Además, y como también comenta el profesor de Derecho Civil Javier Nanclares, y que hemos podido comprobar en esta Guía de Ayudas Sociales y Servicios para las Familias 2016existe la posibilidad de que los padres acogedores -ya sean parejas o familias monoparentales- puedan cogerse bajas maternales/paternales o, incluso, excedencias.

En el caso de una baja maternal para un acogimiento vemos que, según la Guía, este dura: “16 semanas interrumpidas, ampliables en 2 semanas más por cada hijo o menor, a partir del segundo, si se trata de una adopción o acogimiento múltiple. Asimismo, se amplía dos semanas en caso de discapacidad del menor adoptado o acogido”. Además de eso, cabe la posibilidad de repartirse el tiempo de la baja en caso de que ambos padres trabajen y que “sean periodos de tiempo sin interrupción y que no sumen más de 16 semanas o de las que correspondan en caso de adopción o acogimiento múltiple”. Se da en caso de que el menor no tenga más de 6 años, o en el caso de que sea menor de edad (18 años) y tenga una dificultad especial para adaptarse al nuevo entorno familiar, física, psicológica o de otra índole.

Por otro lado, durante las primeras 6 semanas es posible recibir un subsidio de maternidad especial por cada hijo, en el caso del acogimiento múltiple. Este se empieza a cobrar a partir del día de la resolución de la acogida.

En el caso de una baja paternal para un acogimiento el empleado tiene derecho a 13 días ininterrumpidos, con posibilidad de ampliar en 2 días por cada hijo, a partir del segundo. Además será un permiso de 20 días en el caso de que el acogimiento se haga en una familia numerosa, cuando la familia se vuelva numerosa por ese acogimiento o cuando el menor posea una discapacidad.

Además de esto, existe la posibilidad -explícita en la guía citada anteriormente- de pedir una excedencia por “cuidado de hijos o menores acogidos”. La excedencia es “el permiso a que tiene derecho el/la trabajador/a durante un período de tiempo pero sin derecho a seguir recibiendo el salario que venía cobrando”. El permiso puede ser de un máximo de 3 años y se puede coger desde el momento en que se tenga la resolución del acogimiento.

Como ya se explicó en una entrada anterior el acogimiento puede ser de diversa índole, y tener una duración imprecisa. Sin embargo, el acogimiento sí que puede terminarse, según el Gobierno de Navarra por distintos motivos como

-1. El retorno con su familia biológica, -2. Si el menor no consigue adaptarse al entorno de la familia, o viceversa, y se busca una solución más acertada y -3. Cuando el menor de edad cumple 18 años.

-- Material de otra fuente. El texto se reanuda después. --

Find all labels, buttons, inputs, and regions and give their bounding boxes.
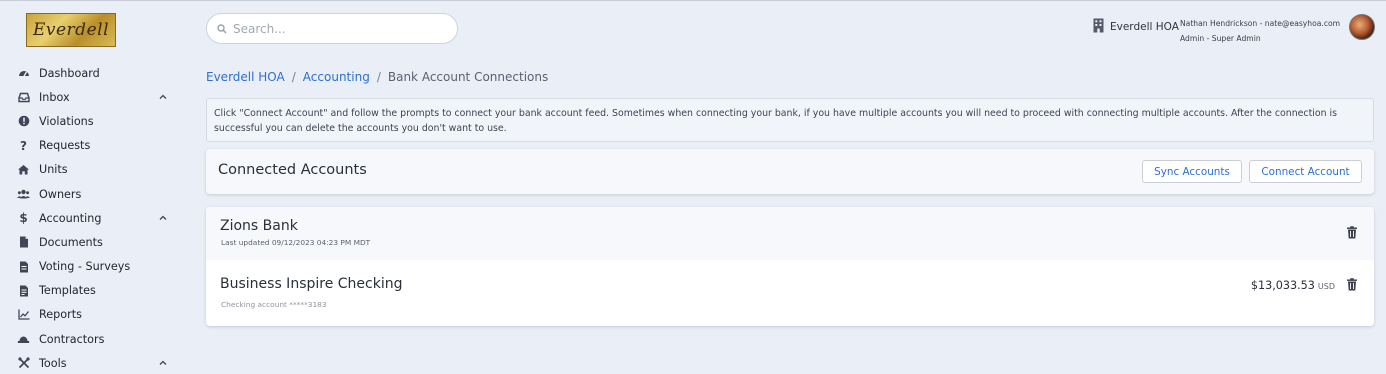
sidebar-item-label: Inbox: [39, 90, 70, 104]
account-number: Checking account *****3183: [221, 300, 327, 309]
chevron-up-icon[interactable]: [158, 213, 168, 223]
bank-connection-card: Zions Bank Last updated 09/12/2023 04:23…: [206, 207, 1374, 326]
sidebar-item-violations[interactable]: Violations: [0, 109, 190, 133]
sidebar-item-contractors[interactable]: Contractors: [0, 327, 190, 351]
sidebar: Everdell Dashboard Inbox Violations ? Re…: [0, 1, 190, 374]
sidebar-item-voting-surveys[interactable]: Voting - Surveys: [0, 255, 190, 279]
user-info[interactable]: Nathan Hendrickson - nate@easyhoa.com Ad…: [1180, 16, 1340, 46]
section-title: Connected Accounts: [218, 162, 367, 178]
breadcrumb-current: Bank Account Connections: [387, 70, 549, 84]
dashboard-icon: [17, 67, 30, 80]
ballot-icon: [17, 260, 30, 273]
info-text: Click "Connect Account" and follow the p…: [214, 108, 1338, 134]
sidebar-item-label: Dashboard: [39, 66, 100, 80]
dollar-icon: $: [19, 211, 28, 226]
avatar[interactable]: [1349, 14, 1375, 40]
account-name: Business Inspire Checking: [220, 276, 403, 292]
sidebar-item-units[interactable]: Units: [0, 158, 190, 182]
sidebar-item-accounting[interactable]: $ Accounting: [0, 206, 190, 230]
balance-amount: $13,033.53: [1250, 279, 1315, 292]
alert-circle-icon: [17, 115, 30, 128]
sidebar-item-label: Requests: [39, 139, 91, 153]
sidebar-item-label: Violations: [39, 114, 94, 128]
sidebar-item-label: Accounting: [39, 211, 102, 225]
sidebar-item-label: Tools: [39, 356, 67, 370]
sidebar-item-label: Owners: [39, 187, 82, 201]
sidebar-item-templates[interactable]: Templates: [0, 279, 190, 303]
sidebar-item-dashboard[interactable]: Dashboard: [0, 61, 190, 85]
sidebar-item-reports[interactable]: Reports: [0, 303, 190, 327]
question-icon: ?: [20, 138, 27, 153]
bank-name: Zions Bank: [220, 218, 298, 234]
sidebar-item-documents[interactable]: Documents: [0, 230, 190, 254]
template-icon: [17, 284, 30, 297]
sidebar-item-label: Reports: [39, 308, 82, 322]
breadcrumb: Everdell HOA / Accounting / Bank Account…: [206, 70, 548, 84]
connected-accounts-header: Connected Accounts Sync Accounts Connect…: [206, 149, 1374, 194]
delete-bank-icon[interactable]: [1346, 226, 1358, 239]
breadcrumb-separator: /: [291, 70, 296, 84]
document-icon: [17, 236, 30, 249]
search-bar[interactable]: [206, 13, 458, 44]
breadcrumb-accounting-link[interactable]: Accounting: [303, 70, 370, 84]
sidebar-item-label: Templates: [39, 284, 96, 298]
sidebar-item-tools[interactable]: Tools: [0, 351, 190, 374]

De aquí, se derivan otras dos preguntas

Una vez termina el acogimiento, ¿se puede tener relación con el niño o niña acogido?

Todo depende de las circunstancias. Si el acogimiento acaba porque el pequeño vuelve con su familia biológica, todo depende de esta. En el caso de que se finalice por la inexistencia de sintonía entre el menor y la familia, es improbable que haya contacto entre ambos posteriormente. Si se da el punto 3, el profesor Nanclares responde que “como es natural, dejan de ser niños. Adquieren plena capacidad de obrar para todos los actos de la vida civil. Esto significa que se extingue el acogimiento (artículo 173. 4 letra d/). Sus padres seguirán siéndolo quienes lo sean y del mismo modo que un menor no sometido a acogimiento se libera de la patria potestad de sus padre o de la tutela ordinaria (de sus tíos, por ejemplo, al haber muerto ambos padres) al cumplir los 18 años, los menores sometidos a acogimiento se verán libres de la guarda administrativa”. Es decir, la decisión de mantener el contacto o no con quienes hayan sido sus padres de acogida, es suya.

La situación de acogimiento es delicada y siempre surgen dudas, tanto para quienes plantearse ser familia acogedora, como para quienes sienten interés por el tema y se ponen a reflexionar sobre él. Aquí dejamos algunas de las preguntas que se nos plantearon a raíz de profundizar en el tema.

¿Qué preguntas os surgen a vosotros sobre acogimiento?